日本の3大メーカーについて、2014年現在使用されてるバッテリーの一覧を作成してみました。

パナソニック ヤマハ ブリヂストン
特小 5 5 5
6.6 6.6 6.6
8.9 8.7 8.7
13.2 12.8 12.8

(単位はAh。2014年6月時点のカタログデータ。旧機種と回生充電タイプは除く。)

これを見ると、各メーカーはほぼ4つの容量に分かれます。(ちなみにヤマハとブリヂストンは相互に部品を供給しあっているので、バッテリーの構成も同じになります)

各メーカーもバッテリーの容量で車種を設定しています。
例えば、ヤマハの場合、PASナチュラSが5Ah(96,120円)、PASナチュラLが8.7Ah(112,320円)、PASナチュラXLが12.8Ah(139,320円)という具合にクラス分けを行っています。価格(税込み)も、バッテリー容量が上がるに連れて高くなっています。
パナソニックの場合はDX(デラックス)が付くと大容量のバッテリーを搭載しています。

バッテリー容量と走行距離

バッテリー容量によって1回の充電で走行できる距離が変わってきます。上記の表に標準モードでの走行距離を追加してみます(パナソニックの場合はオートマチックモード)。

パナソニック ヤマハ ブリヂストン
特小 20km(5Ah) 20km(5Ah) 20km(5Ah)
29km(6.6Ah) 30km(6.6Ah) 30km(6.6Ah)
36km(8.9Ah) 39km(8.7Ah) 39km(8.7Ah)
52km(13.2Ah) 58km(12.8Ah) 58km(12.8Ah)

(2014年6月現在のメーカーカタログ値。代表的な機種のデータを掲載。)

この表を見ると、各メーカーともにバッテリー容量が大きくなると走行距離も伸びていることがわかります。
容量の大きなバッテリーを選んだほうがいいように思いますが、その分価格が上がります。このあたりは、実際の使用状況(走行距離)とおさいふとの相談になるかと思います。

バッテリー容量の選び方

バッテリー容量を選ぶにあたっては、電動アシスト自転車にどのように乗るかを事前に明らかにしておくと良いです。それによってバッテリーの容量が決まってきます。

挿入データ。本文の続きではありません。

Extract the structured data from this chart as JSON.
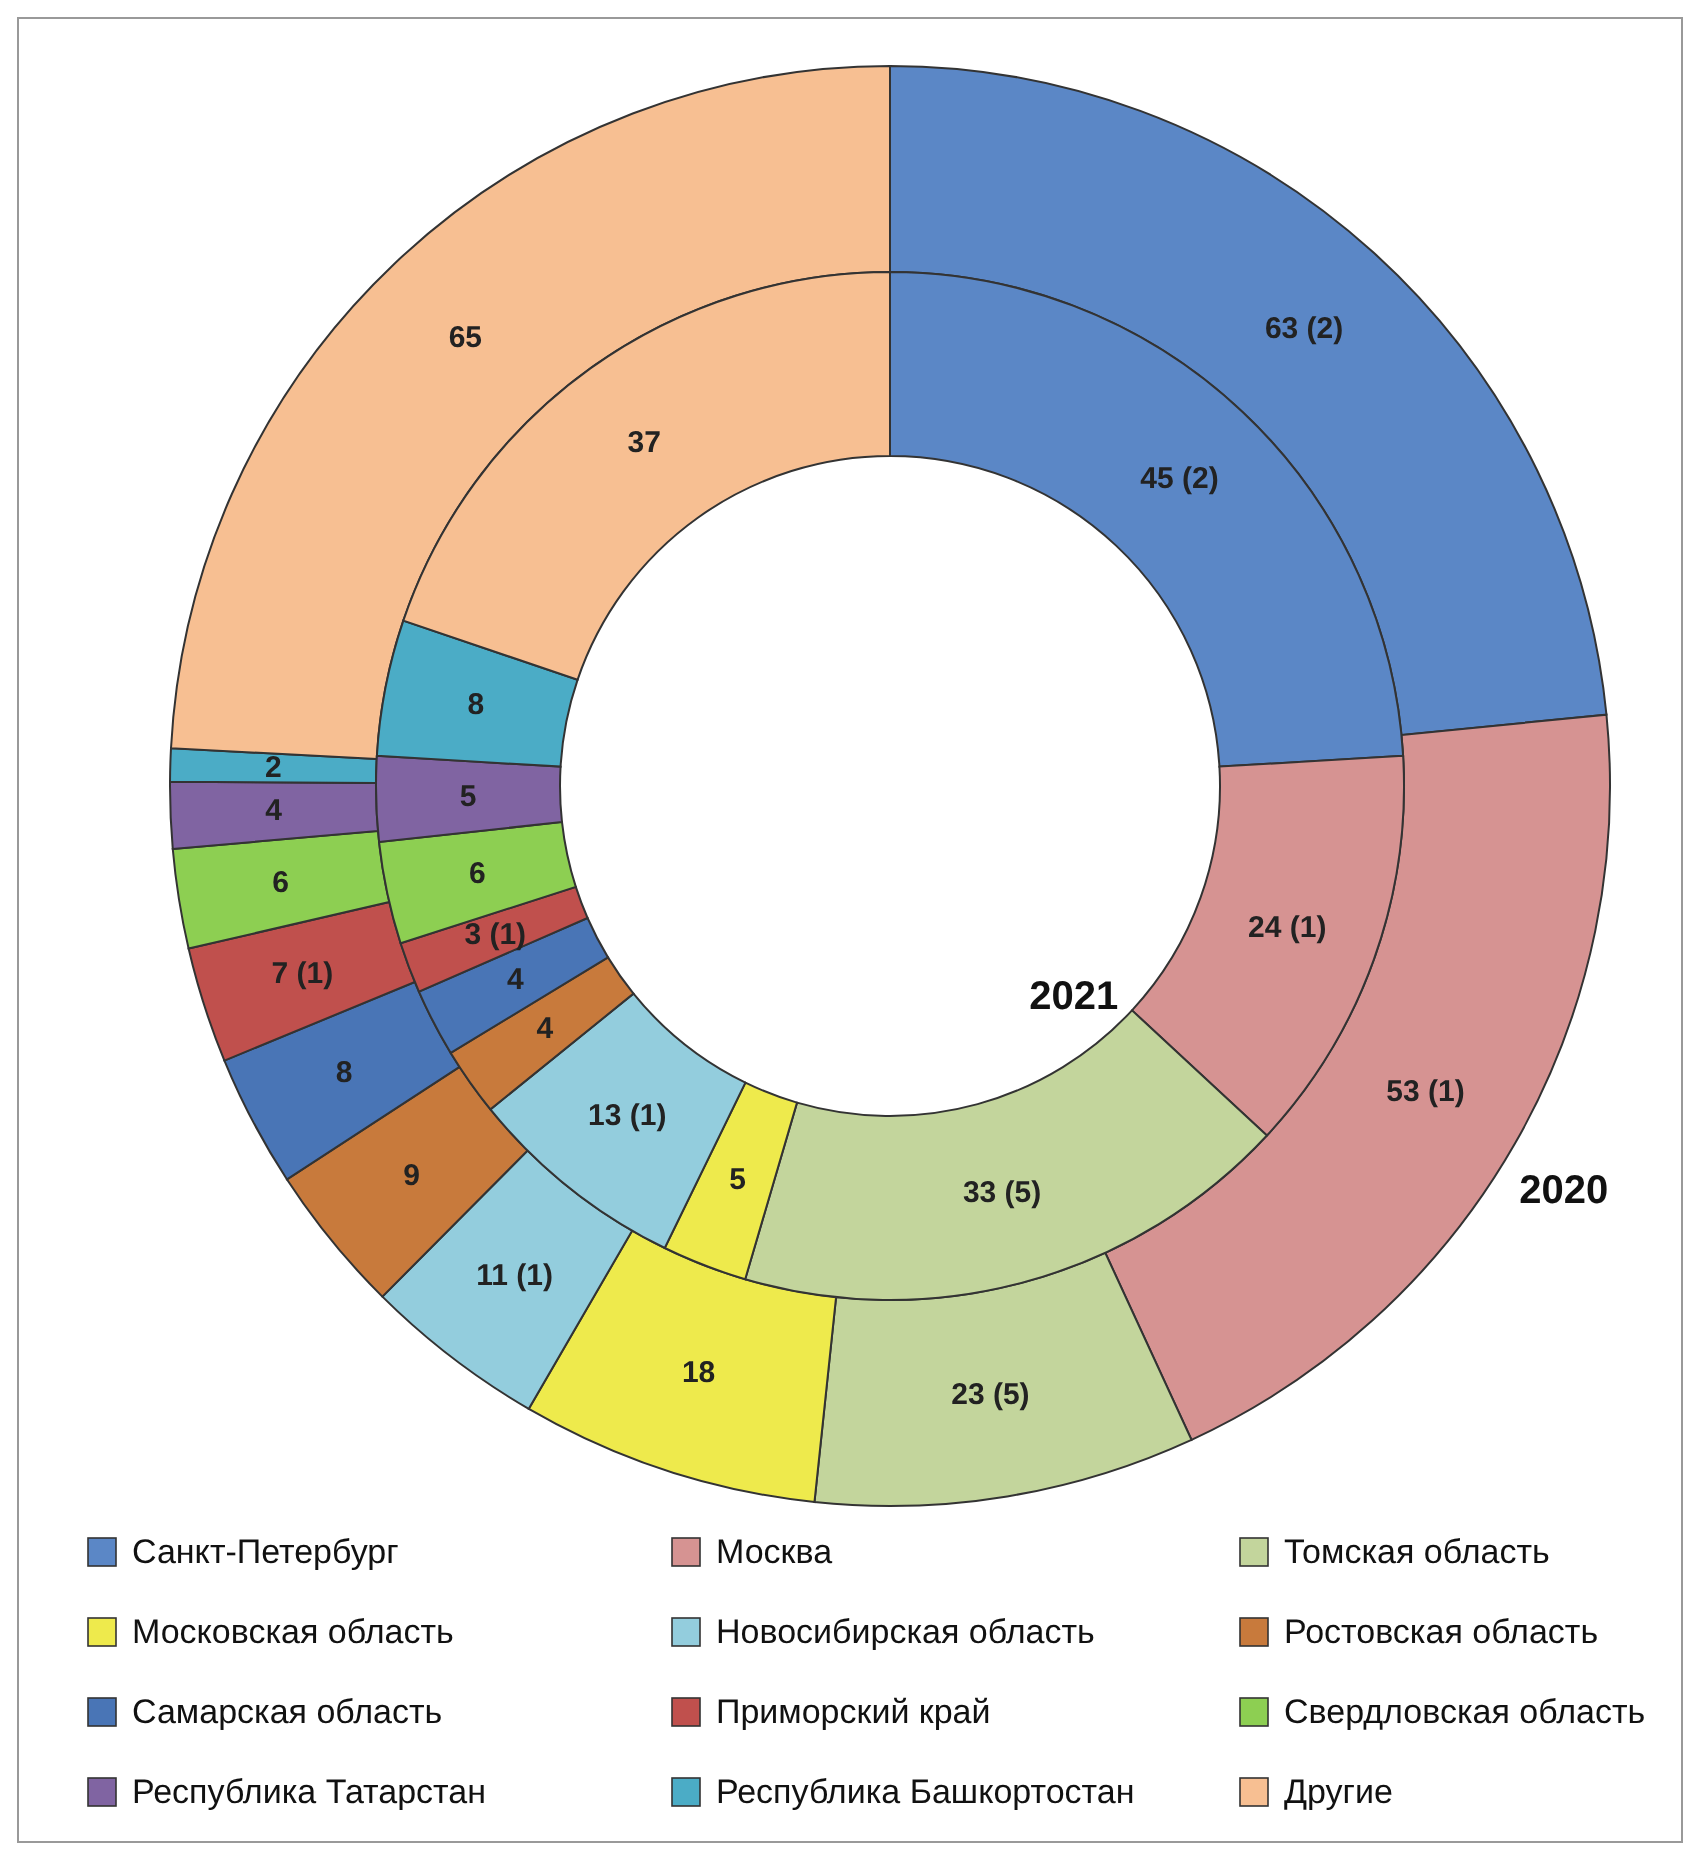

  • 1日あたりどれくらいの距離を乗るのか→距離が長ければ容量大
  • 坂が多いか少ないか→多ければ容量大(坂が多いとバッテリーの消費が高いため)
  • 荷物や子供を載せる機会はどうか→多ければ容量大(重いとバッテリーの消費が多い)
  • 気温はどうか→寒い地域は容量大(気温が低いとバッテリーの能力が低下します。特に5度以下は大幅に低下します。)

などです。
電動アシスト自転車の走行距離を測定する場合、上り坂や下り坂を含む一定の条件で測定を行っています。この条件より坂が厳しい場合は走行距離が短くなります。

そして注意すべき点が一つあります。バッテリーの容量は使用頻度と使用年数によって減少していきます。たくさん使えば使うほど、長期間使えば使うほど電気を蓄えておくことのできる容量は減っていきます。
2014年のカタログでは、3大メーカーでは、700~900回の充電で容量が約半分になるとしています。充電が半分になると走行距離も半分になると考えられます。このため、この容量減少を見越してバッテリーを選ぶ必要があります。安いからといって容量の小さいバッテリーを選ぶと、充電回数が多くなり容量の減りも早くなります。スペアのバッテリーを購入すればよいですが、もしかしたら大容量のバッテリーを使い続けた方が安くなったかもしれません。
また、気温が低いとバッテリーの能力は低下します。特に5度を下回ると顕著になります。寒冷地や気温の下がる夜間から早朝にかけて利用する場合は、大容量バッテリーを選ぶといいでしょう。
まとめですが、充電頻度や使用条件によって異なるので一概には言えませんが、もし予算に余裕があるなら、少し余裕を持った容量を選ぶことをおすすめします。